Prestigious Hollywood power couple Will and Jada Smith are famously tuned in to the race problem, since they famously boycotted the Oscars, but they are also very much aware of the dearth of female professionals in the industry. And so their strategy for changing this dichotomy is a simple one: Get them while they're young.

The Will and Jada Smith Family Foundation just awarded a grant to NYU’s Tisch School of the Art's Fusion Film Festival. Funds to the student-run film festival, which is designed to promote the work of women directors, writers, cinematographers and producers, will support up to five women filmmakers whose work has been submitted to the festival. Awards totaling $10,000 will go to Fusion Festival winners. 

The lack of female representation in cinema is obvious. While looking at Sundance's efforts to promote gender equality in American cinema, we noted that just 6 percent of the 250 top-grossing films last year were directed by women. (That's 15 films for those keeping track at home.) And so other grantmakers like the Adrienne Shelly Foundation and New York Women in Film and Television (NYWIFT) have made boosting gender equity in American cinema a huge priority.

These grantmakers primarily support experienced filmmakers  the NYWIFT Ravenal Foundation Grant, for example, supports a second-time feature film director who is over 40. But the Smith Family Foundation grant aims to raise awareness around female filmmakers at the college level.

The foundation will also allocate $20,000 to finance two student-created pilots developed through the Tisch Advanced TV Production class. The three-semester class assigns students to create and write original pilots of 30 minutes or less in the spring semester, of which two will be selected to receive grants.

In our funder profile on the Will and Jada Smith Family Foundation, we noted that their primary funding areas included education, racial equity and black causes, health, and religious outfits.

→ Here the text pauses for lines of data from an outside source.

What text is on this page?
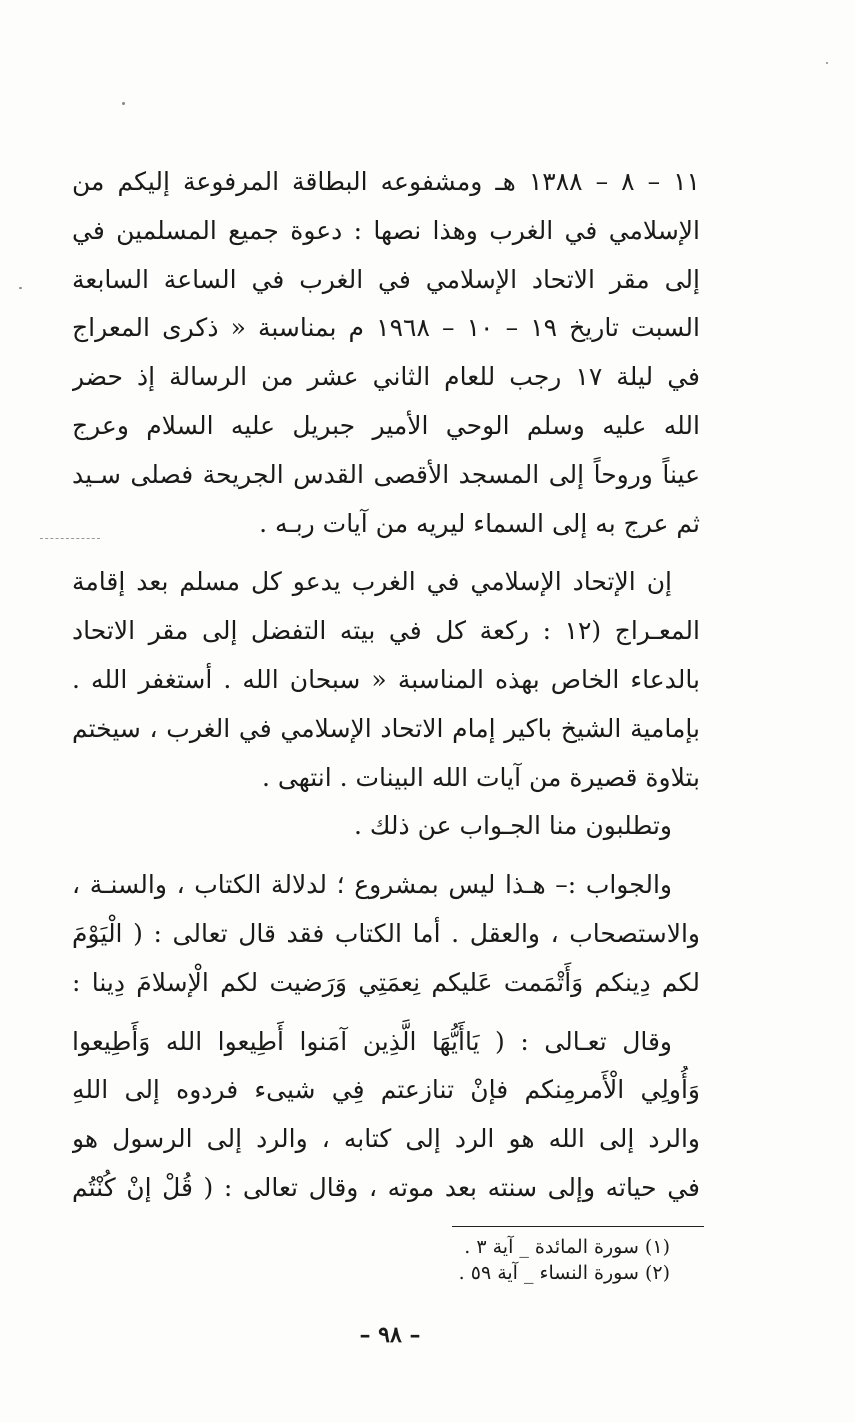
١١ – ٨ – ١٣٨٨ هـ ومشفوعه البطاقة المرفوعة إليكم من
الإسلامي في الغرب وهذا نصها : دعوة جميع المسلمين في
إلى مقر الاتحاد الإسلامي في الغرب في الساعة السابعة
السبت تاريخ ١٩ – ١٠ – ١٩٦٨ م بمناسبة « ذكرى المعراج
في ليلة ١٧ رجب للعام الثاني عشر من الرسالة إذ حضر
الله عليه وسلم الوحي الأمير جبريل عليه السلام وعرج
عيناً وروحاً إلى المسجد الأقصى القدس الجريحة فصلى سـيد
ثم عرج به إلى السماء ليريه من آيات ربـه .
إن الإتحاد الإسلامي في الغرب يدعو كل مسلم بعد إقامة
المعـراج (١٢ : ركعة كل في بيته التفضل إلى مقر الاتحاد
بالدعاء الخاص بهذه المناسبة « سبحان الله . أستغفر الله .
بإمامية الشيخ باكير إمام الاتحاد الإسلامي في الغرب ، سيختم
بتلاوة قصيرة من آيات الله البينات . انتهى .
وتطلبون منا الجـواب عن ذلك .
والجواب :– هـذا ليس بمشروع ؛ لدلالة الكتاب ، والسنـة ،
والاستصحاب ، والعقل . أما الكتاب فقد قال تعالى : ( الْيَوْمَ
لكم دِينكم وَأَتْمَمت عَليكم نِعمَتِي وَرَضيت لكم الْإسلامَ دِينا :
وقال تعـالى : ( يَاأَيُّهَا الَّذِين آمَنوا أَطِيعوا الله وَأَطِيعوا
وَأُولِي الْأَمرمِنكم فإنْ تنازعتم فِي شيىء فردوه إلى اللهِ
والرد إلى الله هو الرد إلى كتابه ، والرد إلى الرسول هو
في حياته وإلى سنته بعد موته ، وقال تعالى : ( قُلْ إنْ كُنْتُم
(١) سورة المائدة _ آية ٣ .
(٢) سورة النساء _ آية ٥٩ .
– ٩٨ –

We also mentioned that their brief one-page web site didn't give viewers much insight into their funding priorities. But some simple web sleuthing reveals that they're pretty generous. In 2006, Jada donated $1 million to the Baltimore School for the Arts, which she attended with the rapper Tupac Shakur. The money was earmarked for a $30 million expansion program.

In other words, don't let their minimal web presence or their seemingly paltry $30,000 Tisch gift fool you. This is a couple with a lot of money that's serious about philanthropy, and they have been ramping things up.